Ci fosse stato ancora il buon Carluccio Lietti, probabilmente avrebbe fatto uno dei suoi proverbiali blitz. Telefonando al catering che ha curato il menù del galà degli ottant’anni e facendo la solita modifica. Via tutto, o quasi, del concordato e «mi raccomando un risotto e delle patate. Meglio se saltate in padella o bollite». Perché in fondo la Cantù is devotion è questa: pochi lustrini e paillettes e tanta sostanza.
Siamo partiti, volutamente, da uno di noi, che poi era soprattutto uno di loro, per spiegare cosa c’è dietro il prestigioso compleanno festeggiato ieri sera. Perché Carlo, ma per tutti – soprattutto il sciur Aldo Allievi – Carluccio, ha per anni incarnato il vero significato della Pallacanestro Cantù. Un club grande come tutta una città, una sorta di piccolo Maccabi Tel Aviv, che era – ed è – l’espressione di un’intera Nazione.
Lietti – nel suo grande – era, contemporaneamente o in fasi diverse, giocatore, segretario, fac totum del Coc (il Circolo operaio canturino) e corrispondente del quotidiano La Provincia. Insomma, un tutt’uno tra squadra, società e territorio. L’espressione più pura della piccola Cantù che diventava grande nel mondo non solo per l’abilità dei suoi maestri mobilieri o per le dolcissime mani di chi lavorava pizzi e merletti, ma anche per i canestri dei suoi eroi.
Ottanta anni di emozioni, vuol dire anche “Ottanta voglia di basket”. Oppure “Ottanta voglia di sventolare” la bandiera biancoblù. Qui – come e forse più che da altre parti – la palla a spicchi è ovunque, in ogni anfratto. Ma qui – come in nessun’altra piazza – all’ombra del Garibaldi coloro che disquisiscono di pallacanestro sono molti – ma molti – di più di quelli che sono andati al palazzetto a vedere la partita. Perché il virus della passione te lo inoculano da bambino, subito dopo le vaccinazioni obbligatorie. E parlarne diventa un’esigenza.
Che bello vedere, ieri sera, sfilare insieme i campioni di ieri e quelli di oggi. I dirigenti di allora e gli attuali. I tifosi più conosciuti e quelli ai primi anni di curva. Una curva che trasuda passione e attaccamento e che si riassume in sei lettere: Eagles (non a caso pure loro insigniti di una delle ottanta stelle testé incise nell’omonima piazza appena sottoposta a restyling).
A Cantù gira tutto in modo particolare. Il presidente della Pallacanestro conta come – o più – del sindaco e il capitano è ascoltato tanto quanto il prevosto. E scorre del bianco e dell’azzurro – a tinte forti – nelle vene di chi ha scelto di avere un secondo amore (ma sovente è anche il primo), quello per la squadra del cuore.

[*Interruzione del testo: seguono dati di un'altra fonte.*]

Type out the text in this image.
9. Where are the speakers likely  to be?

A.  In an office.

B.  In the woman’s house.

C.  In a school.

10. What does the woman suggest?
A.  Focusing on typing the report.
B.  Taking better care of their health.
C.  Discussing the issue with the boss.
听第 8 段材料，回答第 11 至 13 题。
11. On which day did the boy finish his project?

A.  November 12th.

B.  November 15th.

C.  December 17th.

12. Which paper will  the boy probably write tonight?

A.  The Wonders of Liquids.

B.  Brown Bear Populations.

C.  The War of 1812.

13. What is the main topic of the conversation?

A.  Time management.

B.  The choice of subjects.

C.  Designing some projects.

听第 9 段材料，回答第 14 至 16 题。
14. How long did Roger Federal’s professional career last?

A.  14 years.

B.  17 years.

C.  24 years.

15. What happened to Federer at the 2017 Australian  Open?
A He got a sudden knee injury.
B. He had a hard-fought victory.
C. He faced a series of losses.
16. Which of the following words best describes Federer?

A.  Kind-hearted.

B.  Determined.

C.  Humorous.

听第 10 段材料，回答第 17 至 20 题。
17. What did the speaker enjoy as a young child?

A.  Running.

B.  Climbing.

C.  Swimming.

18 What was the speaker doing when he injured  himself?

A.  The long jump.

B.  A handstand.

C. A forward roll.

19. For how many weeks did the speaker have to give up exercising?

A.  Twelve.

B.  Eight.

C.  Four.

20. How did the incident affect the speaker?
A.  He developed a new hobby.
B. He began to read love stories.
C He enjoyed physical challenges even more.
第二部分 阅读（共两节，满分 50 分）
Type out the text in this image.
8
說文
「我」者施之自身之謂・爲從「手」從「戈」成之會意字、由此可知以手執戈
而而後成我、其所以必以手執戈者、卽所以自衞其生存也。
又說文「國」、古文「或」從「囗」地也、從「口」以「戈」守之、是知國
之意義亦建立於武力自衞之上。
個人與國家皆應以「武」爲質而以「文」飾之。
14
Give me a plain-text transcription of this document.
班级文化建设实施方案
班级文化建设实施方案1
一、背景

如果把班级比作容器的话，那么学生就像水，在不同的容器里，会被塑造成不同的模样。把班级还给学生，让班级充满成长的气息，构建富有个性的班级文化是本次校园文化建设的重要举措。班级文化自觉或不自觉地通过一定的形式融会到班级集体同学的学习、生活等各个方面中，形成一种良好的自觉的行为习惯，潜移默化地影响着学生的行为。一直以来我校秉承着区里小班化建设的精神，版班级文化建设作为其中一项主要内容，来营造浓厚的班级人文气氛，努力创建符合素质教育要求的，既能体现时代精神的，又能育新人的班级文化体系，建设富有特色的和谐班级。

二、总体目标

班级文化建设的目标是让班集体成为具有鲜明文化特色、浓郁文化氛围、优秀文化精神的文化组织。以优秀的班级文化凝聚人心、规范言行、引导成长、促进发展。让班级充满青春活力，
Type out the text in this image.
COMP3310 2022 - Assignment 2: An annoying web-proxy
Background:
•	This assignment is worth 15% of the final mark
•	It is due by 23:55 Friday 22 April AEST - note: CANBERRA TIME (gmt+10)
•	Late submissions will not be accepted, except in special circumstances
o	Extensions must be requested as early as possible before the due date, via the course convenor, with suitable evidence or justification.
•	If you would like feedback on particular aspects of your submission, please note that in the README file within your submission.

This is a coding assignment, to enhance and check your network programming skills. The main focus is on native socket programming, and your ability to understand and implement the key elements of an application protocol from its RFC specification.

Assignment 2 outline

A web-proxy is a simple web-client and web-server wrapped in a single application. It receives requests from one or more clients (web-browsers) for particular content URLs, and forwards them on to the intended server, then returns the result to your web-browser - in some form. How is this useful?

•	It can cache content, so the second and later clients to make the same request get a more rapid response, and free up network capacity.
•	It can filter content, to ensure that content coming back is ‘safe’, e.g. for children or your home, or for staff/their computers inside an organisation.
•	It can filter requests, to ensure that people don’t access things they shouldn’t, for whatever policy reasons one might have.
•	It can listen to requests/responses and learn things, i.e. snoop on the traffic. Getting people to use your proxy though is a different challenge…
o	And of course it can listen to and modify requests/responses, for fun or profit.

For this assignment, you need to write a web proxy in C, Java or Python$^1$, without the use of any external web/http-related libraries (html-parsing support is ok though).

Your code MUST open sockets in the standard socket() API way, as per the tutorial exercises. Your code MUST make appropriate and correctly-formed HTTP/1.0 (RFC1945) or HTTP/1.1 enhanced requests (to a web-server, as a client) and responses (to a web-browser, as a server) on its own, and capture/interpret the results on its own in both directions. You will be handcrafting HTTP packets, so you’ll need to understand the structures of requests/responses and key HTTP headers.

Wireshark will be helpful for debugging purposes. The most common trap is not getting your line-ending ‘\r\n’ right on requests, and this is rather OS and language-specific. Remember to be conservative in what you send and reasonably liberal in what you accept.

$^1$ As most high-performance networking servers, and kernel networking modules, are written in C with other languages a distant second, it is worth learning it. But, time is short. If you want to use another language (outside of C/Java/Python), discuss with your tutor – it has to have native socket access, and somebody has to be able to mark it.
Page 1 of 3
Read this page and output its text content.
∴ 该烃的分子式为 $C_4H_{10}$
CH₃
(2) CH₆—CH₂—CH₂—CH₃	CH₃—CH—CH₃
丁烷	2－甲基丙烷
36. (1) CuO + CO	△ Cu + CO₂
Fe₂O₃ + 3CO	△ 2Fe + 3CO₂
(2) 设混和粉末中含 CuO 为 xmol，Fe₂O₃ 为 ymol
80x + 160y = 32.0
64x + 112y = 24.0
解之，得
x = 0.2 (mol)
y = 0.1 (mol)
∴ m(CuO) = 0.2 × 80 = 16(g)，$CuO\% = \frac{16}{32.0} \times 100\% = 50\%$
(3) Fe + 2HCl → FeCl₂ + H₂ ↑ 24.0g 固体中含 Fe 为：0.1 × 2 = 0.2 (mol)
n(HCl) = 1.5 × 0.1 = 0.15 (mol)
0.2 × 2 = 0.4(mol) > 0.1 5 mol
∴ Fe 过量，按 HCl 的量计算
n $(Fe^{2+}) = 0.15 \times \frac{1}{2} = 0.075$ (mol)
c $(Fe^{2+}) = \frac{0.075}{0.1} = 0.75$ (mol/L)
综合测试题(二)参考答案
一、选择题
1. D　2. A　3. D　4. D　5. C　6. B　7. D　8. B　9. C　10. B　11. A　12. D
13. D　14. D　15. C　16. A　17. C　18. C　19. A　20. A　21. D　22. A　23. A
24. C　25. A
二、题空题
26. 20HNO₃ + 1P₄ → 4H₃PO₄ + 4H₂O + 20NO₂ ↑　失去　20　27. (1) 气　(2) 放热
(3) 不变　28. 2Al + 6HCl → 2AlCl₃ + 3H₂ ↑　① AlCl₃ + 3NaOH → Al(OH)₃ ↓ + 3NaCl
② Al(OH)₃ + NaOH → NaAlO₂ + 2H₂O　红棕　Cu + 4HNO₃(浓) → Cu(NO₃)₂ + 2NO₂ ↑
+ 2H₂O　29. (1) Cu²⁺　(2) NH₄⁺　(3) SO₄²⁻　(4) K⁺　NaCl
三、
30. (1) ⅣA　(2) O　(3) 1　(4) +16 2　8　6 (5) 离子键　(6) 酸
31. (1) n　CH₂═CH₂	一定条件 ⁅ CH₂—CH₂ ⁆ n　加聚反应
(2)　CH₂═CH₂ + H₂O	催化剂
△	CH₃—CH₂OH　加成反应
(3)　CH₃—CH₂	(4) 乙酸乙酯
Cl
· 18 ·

Se questa città è unica, la sua squadra lo è ancora di più. E nemmeno la sua gente sfugge a una tipicità che non ha eguali. In nessun altro posto. Dalla Basilica di Galliano al colle di Cucciago, la processione pagana conduce tutti verso i luoghi della leggenda. Una volta era la (o il, non si capirà mai) Parini. Poi è stato il Pianella, momentaneamente ai box, ma pronto a tornare ancora più splendente. Sarà il fil rouge tra la Pallacanestro Cantù che è stata e quella – 2.0 – che verrà.
Perché tutto scorre, tutto passa, ma una cosa resta. E si chiama fede. Smisurata e in una sola direzione, che porta direttamente dietro quei cinque lungagnoni che fanno di tutto per “far paniere”, come dice da sempre Gianni Corsolini. Un altro che - istruttore, dirigente d’azienda, dirigente di club e direttore sportivo - di risotti ordinati furtivamente da Carluccio Lietti ne ha mangiati a iosa. Magari, facendo finta di nulla e strizzando l’occhiolino al sciur Aldo. Che a sua volta si teneva stretto il piccolo Pierlo. Che poi diventerà il grande Marzorati. Per una storia – esaltante e di vittorie – che in fondo è la stessa della piccola società che è diventata grande. Ottanta di questi giorni, Pallacanestro Cantù.